Pick of the Skoda Citigo range: 1.0 60 Greentech SE
The Dacia Sandero made headlines as Britain's cheapest new car when it was launched, with an entry-level price of just £5995. That figure alone is impressive enough, but even more surprising is that such a sum buys you a five-door, Ford Fiesta-rivalling supermini that can cope with four adults and plenty of luggage.
The £5995 Access version isn't the model that we'd pick, though. It's cheap, true, but it comes with so little equipment (you don't even get a light bulb in the boot) that we'd opt for the mid-spec Ambiance. We'd stick with a 1.2-litre four-cylinder petrol engine, though. It's not particularly refined or exciting to drive, but at well under seven grand, it offers phenomenal space and practicality for the money.
Pick of the Dacia Sandero range: 1.2 Ambiance
The VW Up uses many of the same parts that you'll find in the Skoda Citigo, but it costs a bit more. Still, its combination of a slightly classier interior and nice touches such as the all-glass rear hatch did enough to earn it our overall Car of the Year title as recently as 2012.
Our favourite Ups tend to be more expensive versions such as the High Up, but you can still get a Move Up, which brings air-con, central locking and a split rear seat, for a whisker more than £9000 – or just under it if you haggle hard. It's perhaps not a great all-rounder, because the lower-powered engine in this version will struggle on motorways, but if the bulk of your miles are in town this is still a very tempting proposition for the money.
Budget pick of the VW Up range: 1.0 Move Up 3dr
Our 2013 Supermini of the Year generally costs more than £10,000, but a couple of three-door models sneak under that figure if you're prepared to haggle hard (use our Target Prices on our full reviews to get an idea of what's currently available).
You won't be able to expect much standard equipment from the basic Studio spec, but if you can work the salesman down to less than £10k for the 1.25 60 Style then you'll get air-con, a radio/CD with AUX and USB connectivity, remote central locking and a slightly plusher cabin. The 1.25-litre petrol motor won't tear up asphalt, but the rest of the Fiesta package will compensate through sweet steering and one of the best-judged suspension set-ups that you'll find on any car.
Budget pick of the Ford Fiesta range: 1.25 Style 3dr
Ones to avoid
The Chevrolet Spark came rock bottom in the 2014 JD Power survey, and doesn't look like improving on that any time soon. New prices start at £8695, which makes it look tempting, but there are many better cars on sale at this price.
Chevrolet has also announced it is no longer offering several of its models, including the Spark, in the UK. This means your choice will be limited to cars Chevrolet has in stock, so we'd steer clear.
The Ford Ka is based on the same underpinnings as the charming Fiat 500, but its biggest problem is its pricing. It might start from £9000, but it has so little in the way of equipment that it makes no economic sense. You might be able to haggle a decent discount, but the Ka loses a fair amount of its value over the first few years of its life as well.

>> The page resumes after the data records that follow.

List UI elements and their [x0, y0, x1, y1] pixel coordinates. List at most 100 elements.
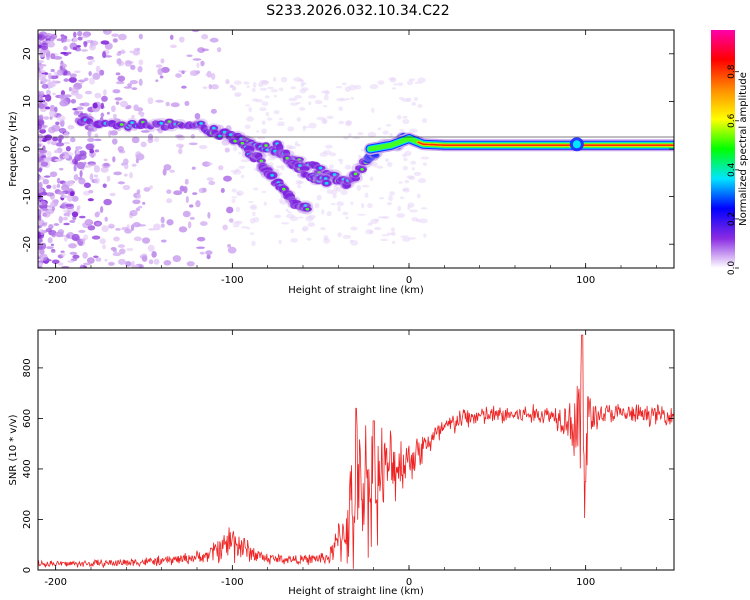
noise-speck [235, 206, 241, 213]
noise-speck [51, 206, 56, 212]
noise-speck [178, 226, 188, 233]
noise-speck [326, 115, 334, 120]
noise-speck [62, 216, 69, 221]
noise-speck [125, 106, 131, 110]
noise-speck [49, 171, 58, 178]
noise-speck [407, 237, 417, 240]
noise-speck [43, 35, 52, 40]
ridge-core [360, 168, 364, 171]
noise-speck [155, 64, 163, 68]
noise-speck [69, 191, 75, 197]
noise-speck [114, 97, 123, 101]
noise-speck [160, 239, 167, 243]
noise-speck [192, 58, 202, 61]
noise-speck [175, 73, 182, 78]
noise-speck [38, 157, 45, 163]
noise-speck [113, 236, 120, 242]
noise-speck [248, 200, 254, 204]
noise-speck [404, 179, 410, 184]
noise-speck [100, 40, 110, 45]
noise-speck [142, 201, 146, 205]
noise-speck [38, 175, 41, 182]
noise-speck [77, 30, 83, 37]
noise-speck [41, 83, 49, 89]
noise-speck [316, 116, 326, 121]
noise-speck [84, 218, 93, 225]
noise-speck [93, 174, 99, 178]
y-tick-label: 800 [22, 358, 33, 377]
noise-speck [261, 190, 267, 194]
noise-speck [336, 201, 344, 207]
noise-speck [297, 216, 304, 219]
noise-speck [316, 194, 322, 201]
noise-speck [121, 162, 125, 166]
noise-speck [115, 81, 125, 85]
noise-speck [207, 211, 211, 219]
noise-speck [129, 172, 134, 179]
noise-speck [67, 210, 71, 218]
noise-speck [390, 227, 396, 232]
y-tick-label: -10 [22, 188, 33, 204]
ridge-core [119, 123, 124, 126]
noise-speck [147, 244, 155, 252]
noise-speck [231, 87, 237, 91]
noise-speck [125, 261, 132, 267]
noise-speck [101, 225, 109, 233]
noise-speck [38, 72, 44, 80]
noise-speck [60, 51, 68, 55]
noise-speck [411, 217, 419, 222]
noise-speck [60, 195, 69, 199]
noise-speck [42, 157, 52, 163]
ridge-core [572, 140, 581, 149]
noise-speck [401, 98, 410, 102]
noise-speck [38, 123, 42, 130]
noise-speck [112, 248, 117, 253]
noise-speck [178, 144, 184, 149]
colorbar-gradient [711, 30, 735, 268]
noise-speck [231, 198, 236, 204]
ridge-core [317, 171, 321, 175]
noise-speck [68, 86, 72, 92]
noise-speck [140, 129, 150, 133]
noise-speck [38, 246, 44, 250]
noise-speck [104, 258, 108, 262]
snr-ylabel: SNR (10 * v/v) [8, 414, 19, 485]
noise-speck [139, 112, 145, 118]
noise-speck [83, 190, 91, 196]
noise-speck [249, 232, 255, 235]
noise-speck [403, 157, 408, 162]
noise-speck [138, 78, 143, 86]
noise-speck [278, 87, 284, 92]
noise-speck [331, 203, 336, 206]
noise-speck [321, 209, 325, 215]
noise-speck [314, 202, 320, 209]
noise-speck [133, 236, 142, 242]
noise-speck [160, 58, 165, 64]
y-tick-label: 400 [22, 459, 33, 478]
noise-speck [118, 59, 122, 67]
noise-speck [192, 192, 198, 195]
noise-speck [95, 65, 101, 73]
ridge-core [199, 122, 203, 125]
noise-speck [72, 46, 78, 51]
ridge-core [259, 159, 264, 163]
noise-speck [137, 224, 147, 227]
noise-speck [402, 165, 409, 171]
noise-speck [298, 107, 306, 111]
noise-speck [38, 224, 43, 229]
noise-speck [66, 51, 72, 55]
noise-speck [117, 75, 126, 82]
noise-speck [83, 41, 88, 48]
noise-speck [251, 87, 256, 93]
noise-speck [340, 189, 348, 196]
noise-speck [109, 130, 118, 136]
noise-speck [300, 82, 304, 88]
ridge-blob [93, 120, 104, 129]
noise-speck [65, 204, 75, 210]
noise-speck [196, 246, 206, 249]
noise-speck [131, 87, 138, 90]
noise-speck [93, 165, 101, 173]
ridge-core [240, 141, 245, 145]
noise-speck [91, 40, 99, 46]
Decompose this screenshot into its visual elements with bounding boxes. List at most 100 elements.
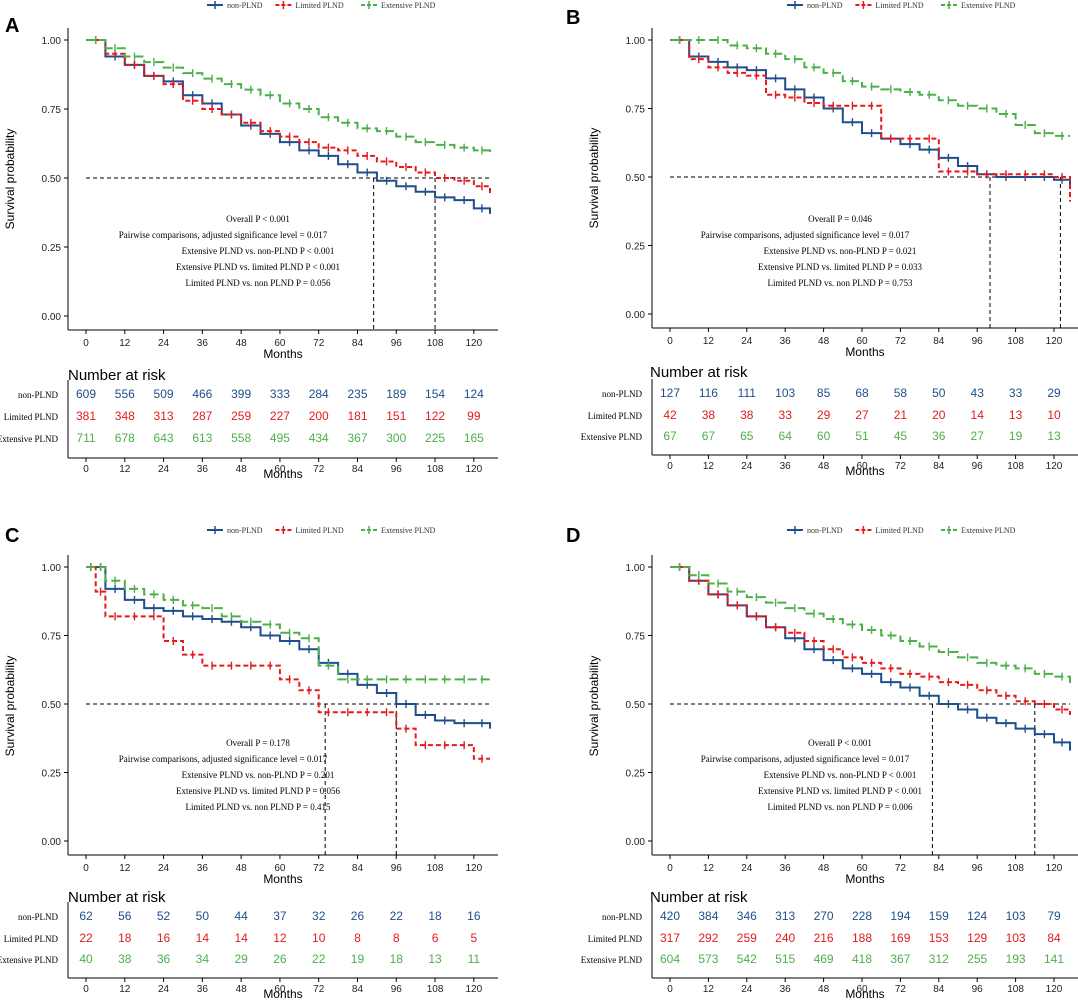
stats-line: Extensive PLND vs. non-PLND P = 0.021	[764, 246, 917, 256]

To get a Mitsubishi Mirage for less than £10,000 you have to go for the entry-level trim, but we wouldn't recommend buying one at any level.
It's noisy, feels cheap inside, is hard to get comfortable because of a lack of adjustment and is poor to drive compared with its rivals. It is relatively economical, with all models emitting less than 100g/km, but you can get much better models that do the same.